Green has staked his reputation on a successful prosecution in the investigation into the suspected manipulation of the London interbank offered rate, a global benchmark for $450 trillion (£288 trillion) of financial contracts.

He declined to provide details about any new charges, such as whether they would be filed against senior staff, other individuals, or, be the first filed against a company.

"As to the direction of our investigation, or who are suspects in our sights at the moment, those are operational issues and I couldn't possibly discuss it," Green said.

He said the outcome of the trial of former UBS and Citigroup trader Tom Hayes was a "satisfactory resolution." Hayes, the first person to face a jury trial in the global Libor investigation, was sentenced to 14 years in jail after being found guilty of conspiring to rig Libor benchmark interest rates.

The hefty sentence was partly designed as a deterrent and a warning to the financial industry. Justice Jeremy Cooke said that the conduct exhibited by Hayes between 2006 and 2010 needed to be marked out as dishonest and wrong and a message had to be sent to the world of banking.
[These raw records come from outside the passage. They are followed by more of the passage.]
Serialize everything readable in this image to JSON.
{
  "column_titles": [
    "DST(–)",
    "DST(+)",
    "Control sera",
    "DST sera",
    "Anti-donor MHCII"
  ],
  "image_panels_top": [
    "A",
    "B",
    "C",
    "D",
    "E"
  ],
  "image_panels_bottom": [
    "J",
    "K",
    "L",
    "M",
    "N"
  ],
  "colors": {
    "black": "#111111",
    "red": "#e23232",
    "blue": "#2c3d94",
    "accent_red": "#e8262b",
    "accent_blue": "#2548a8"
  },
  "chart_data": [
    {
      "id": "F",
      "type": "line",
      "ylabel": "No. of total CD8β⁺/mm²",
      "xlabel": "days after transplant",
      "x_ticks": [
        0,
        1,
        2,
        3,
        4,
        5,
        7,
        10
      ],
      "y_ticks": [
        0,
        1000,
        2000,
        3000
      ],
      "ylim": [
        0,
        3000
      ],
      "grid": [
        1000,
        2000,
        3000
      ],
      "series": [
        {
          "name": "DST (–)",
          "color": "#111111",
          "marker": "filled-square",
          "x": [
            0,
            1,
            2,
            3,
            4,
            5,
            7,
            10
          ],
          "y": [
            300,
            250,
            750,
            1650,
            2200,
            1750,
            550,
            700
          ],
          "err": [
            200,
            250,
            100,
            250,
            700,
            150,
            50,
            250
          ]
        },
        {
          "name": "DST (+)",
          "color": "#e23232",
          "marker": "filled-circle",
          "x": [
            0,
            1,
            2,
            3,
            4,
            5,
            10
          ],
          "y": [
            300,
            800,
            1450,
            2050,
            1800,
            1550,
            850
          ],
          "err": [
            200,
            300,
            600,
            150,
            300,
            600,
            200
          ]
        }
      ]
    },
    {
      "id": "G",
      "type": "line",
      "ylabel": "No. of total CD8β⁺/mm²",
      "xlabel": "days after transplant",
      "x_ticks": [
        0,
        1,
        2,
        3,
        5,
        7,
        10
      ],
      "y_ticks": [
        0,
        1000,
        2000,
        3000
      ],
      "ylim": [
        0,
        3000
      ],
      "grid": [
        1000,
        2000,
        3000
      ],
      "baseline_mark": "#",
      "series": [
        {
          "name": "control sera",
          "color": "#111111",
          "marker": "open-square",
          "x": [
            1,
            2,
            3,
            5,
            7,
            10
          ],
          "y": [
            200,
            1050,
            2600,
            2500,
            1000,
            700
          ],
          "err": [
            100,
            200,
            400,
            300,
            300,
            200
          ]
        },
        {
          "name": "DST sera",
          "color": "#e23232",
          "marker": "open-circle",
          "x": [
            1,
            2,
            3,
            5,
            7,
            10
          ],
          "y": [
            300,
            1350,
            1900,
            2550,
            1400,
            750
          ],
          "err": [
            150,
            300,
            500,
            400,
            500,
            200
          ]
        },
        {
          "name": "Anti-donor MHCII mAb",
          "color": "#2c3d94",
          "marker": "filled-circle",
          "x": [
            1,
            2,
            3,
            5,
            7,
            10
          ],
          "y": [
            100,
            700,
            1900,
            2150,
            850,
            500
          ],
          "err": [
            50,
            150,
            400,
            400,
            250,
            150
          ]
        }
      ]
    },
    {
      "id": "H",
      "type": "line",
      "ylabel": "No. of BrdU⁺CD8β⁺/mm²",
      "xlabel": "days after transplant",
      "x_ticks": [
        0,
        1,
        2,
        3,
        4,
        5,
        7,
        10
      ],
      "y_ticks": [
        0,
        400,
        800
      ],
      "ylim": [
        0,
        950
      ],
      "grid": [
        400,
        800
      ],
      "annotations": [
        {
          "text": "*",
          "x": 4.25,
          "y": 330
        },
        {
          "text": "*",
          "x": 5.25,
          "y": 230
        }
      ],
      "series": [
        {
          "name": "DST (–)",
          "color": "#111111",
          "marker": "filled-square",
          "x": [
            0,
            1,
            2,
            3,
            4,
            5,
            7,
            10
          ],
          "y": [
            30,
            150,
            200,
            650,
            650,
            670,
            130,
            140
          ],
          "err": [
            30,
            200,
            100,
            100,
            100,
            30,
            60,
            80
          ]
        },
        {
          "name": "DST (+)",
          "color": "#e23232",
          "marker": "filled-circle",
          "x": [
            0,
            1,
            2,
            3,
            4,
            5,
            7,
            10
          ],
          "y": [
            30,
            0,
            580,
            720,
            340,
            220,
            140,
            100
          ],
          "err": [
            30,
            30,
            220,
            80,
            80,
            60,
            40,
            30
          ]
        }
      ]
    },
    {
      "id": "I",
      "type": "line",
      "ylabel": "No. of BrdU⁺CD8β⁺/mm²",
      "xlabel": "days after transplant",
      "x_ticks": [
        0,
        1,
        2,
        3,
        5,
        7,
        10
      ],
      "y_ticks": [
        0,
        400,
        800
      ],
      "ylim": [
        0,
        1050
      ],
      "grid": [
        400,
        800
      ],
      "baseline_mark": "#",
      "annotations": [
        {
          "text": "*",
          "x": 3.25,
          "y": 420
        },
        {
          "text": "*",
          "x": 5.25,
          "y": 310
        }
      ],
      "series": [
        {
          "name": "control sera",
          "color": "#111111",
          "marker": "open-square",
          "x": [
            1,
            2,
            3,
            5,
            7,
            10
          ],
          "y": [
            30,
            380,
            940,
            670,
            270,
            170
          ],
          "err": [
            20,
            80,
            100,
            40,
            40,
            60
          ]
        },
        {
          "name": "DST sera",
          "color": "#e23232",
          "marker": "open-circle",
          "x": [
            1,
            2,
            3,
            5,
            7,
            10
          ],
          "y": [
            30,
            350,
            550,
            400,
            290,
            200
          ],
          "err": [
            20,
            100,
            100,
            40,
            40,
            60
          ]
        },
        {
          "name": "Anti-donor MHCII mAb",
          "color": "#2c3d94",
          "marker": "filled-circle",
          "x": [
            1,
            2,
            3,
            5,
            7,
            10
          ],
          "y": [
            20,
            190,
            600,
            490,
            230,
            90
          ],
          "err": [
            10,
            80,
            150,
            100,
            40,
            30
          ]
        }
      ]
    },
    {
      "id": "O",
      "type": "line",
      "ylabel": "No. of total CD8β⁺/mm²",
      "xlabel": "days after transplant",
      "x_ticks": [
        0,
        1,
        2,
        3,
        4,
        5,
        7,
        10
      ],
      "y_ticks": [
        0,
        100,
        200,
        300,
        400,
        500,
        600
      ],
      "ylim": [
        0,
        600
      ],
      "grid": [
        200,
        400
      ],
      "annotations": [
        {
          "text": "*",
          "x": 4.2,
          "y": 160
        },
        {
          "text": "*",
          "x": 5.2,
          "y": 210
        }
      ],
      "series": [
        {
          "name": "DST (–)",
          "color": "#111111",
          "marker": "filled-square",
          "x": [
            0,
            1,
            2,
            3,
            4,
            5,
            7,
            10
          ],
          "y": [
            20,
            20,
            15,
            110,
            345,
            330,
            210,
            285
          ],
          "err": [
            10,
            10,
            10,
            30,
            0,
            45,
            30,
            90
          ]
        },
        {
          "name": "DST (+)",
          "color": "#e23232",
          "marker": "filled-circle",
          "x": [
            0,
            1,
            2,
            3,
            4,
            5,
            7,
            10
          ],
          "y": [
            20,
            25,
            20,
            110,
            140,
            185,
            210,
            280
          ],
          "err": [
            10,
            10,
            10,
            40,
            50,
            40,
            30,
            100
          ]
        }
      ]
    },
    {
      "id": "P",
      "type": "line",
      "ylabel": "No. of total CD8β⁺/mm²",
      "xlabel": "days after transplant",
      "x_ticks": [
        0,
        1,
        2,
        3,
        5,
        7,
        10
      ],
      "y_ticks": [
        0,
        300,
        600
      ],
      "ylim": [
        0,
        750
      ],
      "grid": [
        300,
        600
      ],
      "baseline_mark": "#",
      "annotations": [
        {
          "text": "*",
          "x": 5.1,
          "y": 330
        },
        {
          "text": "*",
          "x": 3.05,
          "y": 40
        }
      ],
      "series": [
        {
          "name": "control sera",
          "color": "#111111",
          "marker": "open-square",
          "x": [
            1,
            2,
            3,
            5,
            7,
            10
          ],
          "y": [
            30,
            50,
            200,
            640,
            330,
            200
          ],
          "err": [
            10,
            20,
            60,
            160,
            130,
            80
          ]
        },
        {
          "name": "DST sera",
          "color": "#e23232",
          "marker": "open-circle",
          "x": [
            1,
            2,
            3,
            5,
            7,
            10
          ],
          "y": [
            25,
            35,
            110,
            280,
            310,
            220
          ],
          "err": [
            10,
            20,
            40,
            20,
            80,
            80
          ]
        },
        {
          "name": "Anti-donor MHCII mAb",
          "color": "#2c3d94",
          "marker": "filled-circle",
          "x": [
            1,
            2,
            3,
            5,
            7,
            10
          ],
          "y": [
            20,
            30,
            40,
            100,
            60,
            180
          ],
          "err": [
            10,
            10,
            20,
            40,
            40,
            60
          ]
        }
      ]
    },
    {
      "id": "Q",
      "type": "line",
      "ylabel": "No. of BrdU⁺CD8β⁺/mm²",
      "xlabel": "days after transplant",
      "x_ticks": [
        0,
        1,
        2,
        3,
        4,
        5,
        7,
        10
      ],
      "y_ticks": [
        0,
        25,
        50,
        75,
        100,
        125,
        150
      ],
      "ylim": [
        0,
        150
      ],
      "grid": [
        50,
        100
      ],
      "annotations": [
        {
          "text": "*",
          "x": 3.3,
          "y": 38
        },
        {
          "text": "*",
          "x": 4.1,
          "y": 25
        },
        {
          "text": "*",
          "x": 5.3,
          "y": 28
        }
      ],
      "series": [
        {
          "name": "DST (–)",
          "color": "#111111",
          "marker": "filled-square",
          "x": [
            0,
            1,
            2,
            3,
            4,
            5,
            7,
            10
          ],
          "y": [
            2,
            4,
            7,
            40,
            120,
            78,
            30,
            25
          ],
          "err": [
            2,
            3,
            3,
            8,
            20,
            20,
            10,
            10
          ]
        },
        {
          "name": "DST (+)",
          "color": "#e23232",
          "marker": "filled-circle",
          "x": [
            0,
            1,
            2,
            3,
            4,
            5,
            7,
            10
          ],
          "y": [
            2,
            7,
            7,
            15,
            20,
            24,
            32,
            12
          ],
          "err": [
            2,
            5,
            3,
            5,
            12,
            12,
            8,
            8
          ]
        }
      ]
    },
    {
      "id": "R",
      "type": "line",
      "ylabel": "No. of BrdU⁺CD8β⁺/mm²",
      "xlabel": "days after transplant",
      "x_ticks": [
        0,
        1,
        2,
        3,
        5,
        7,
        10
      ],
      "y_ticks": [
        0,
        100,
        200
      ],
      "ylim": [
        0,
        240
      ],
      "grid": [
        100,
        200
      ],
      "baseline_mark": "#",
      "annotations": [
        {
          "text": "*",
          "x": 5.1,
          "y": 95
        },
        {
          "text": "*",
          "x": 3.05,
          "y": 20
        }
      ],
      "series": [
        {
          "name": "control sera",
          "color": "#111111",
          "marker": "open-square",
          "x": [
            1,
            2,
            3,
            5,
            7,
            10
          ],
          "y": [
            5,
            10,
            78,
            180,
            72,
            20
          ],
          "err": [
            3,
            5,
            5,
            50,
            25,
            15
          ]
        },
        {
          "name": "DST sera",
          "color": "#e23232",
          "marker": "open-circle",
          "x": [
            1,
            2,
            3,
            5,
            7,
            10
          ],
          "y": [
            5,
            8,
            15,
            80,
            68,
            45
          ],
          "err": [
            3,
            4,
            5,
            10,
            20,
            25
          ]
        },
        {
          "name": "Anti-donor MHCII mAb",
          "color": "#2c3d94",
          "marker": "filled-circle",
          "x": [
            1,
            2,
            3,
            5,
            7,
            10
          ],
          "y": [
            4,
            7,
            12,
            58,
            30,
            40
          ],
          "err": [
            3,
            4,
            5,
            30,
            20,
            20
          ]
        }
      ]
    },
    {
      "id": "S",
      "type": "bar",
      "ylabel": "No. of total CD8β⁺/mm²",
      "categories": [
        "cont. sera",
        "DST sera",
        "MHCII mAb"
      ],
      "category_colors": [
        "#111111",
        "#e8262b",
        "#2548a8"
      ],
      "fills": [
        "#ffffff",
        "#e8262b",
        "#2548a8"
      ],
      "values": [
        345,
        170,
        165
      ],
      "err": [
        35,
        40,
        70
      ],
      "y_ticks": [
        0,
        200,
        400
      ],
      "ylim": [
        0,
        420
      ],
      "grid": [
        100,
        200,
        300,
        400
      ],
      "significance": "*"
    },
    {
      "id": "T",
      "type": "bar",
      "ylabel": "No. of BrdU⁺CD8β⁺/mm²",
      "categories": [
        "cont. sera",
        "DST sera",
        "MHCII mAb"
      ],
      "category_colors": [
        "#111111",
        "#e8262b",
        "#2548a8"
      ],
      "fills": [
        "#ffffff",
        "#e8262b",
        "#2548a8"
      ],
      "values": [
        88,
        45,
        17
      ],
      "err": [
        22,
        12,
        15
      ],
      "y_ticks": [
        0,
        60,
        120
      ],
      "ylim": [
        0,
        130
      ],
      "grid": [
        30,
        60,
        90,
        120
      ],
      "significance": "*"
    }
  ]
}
After a nine-week trial, the jury took six days to reach a unanimous guilty verdict for Hayes on eight counts of conspiracy to defraud in relation to Libor rigging.

Lawyers have described the conviction of Hayes, a former yen derivatives trader based in Tokyo, as a watershed moment in a seven-year, sprawling Libor investigation that was begun by U.S. regulators at the height of the financial crisis.

The SFO's success in this case could help to silence calls from some British politicians for the SFO to be rolled into a national FBI-style crime fighting body, lawyers say.

Some of the world's most powerful banks have paid around $9.0 billion in total in regulatory fines after Libor investigations, 21 people have been charged in Britain and the United States and four have pleaded guilty, three in the U.S. and one in Britain.

In Britain, 11 former traders and brokers are awaiting trial and one other has pleaded guilty. Of the 11, six former brokers are scheduled to stand trial in September in a case linked to Hayes. They cannot be named for legal reasons.

But no senior managers or financial institutions have been charged over Libor to date.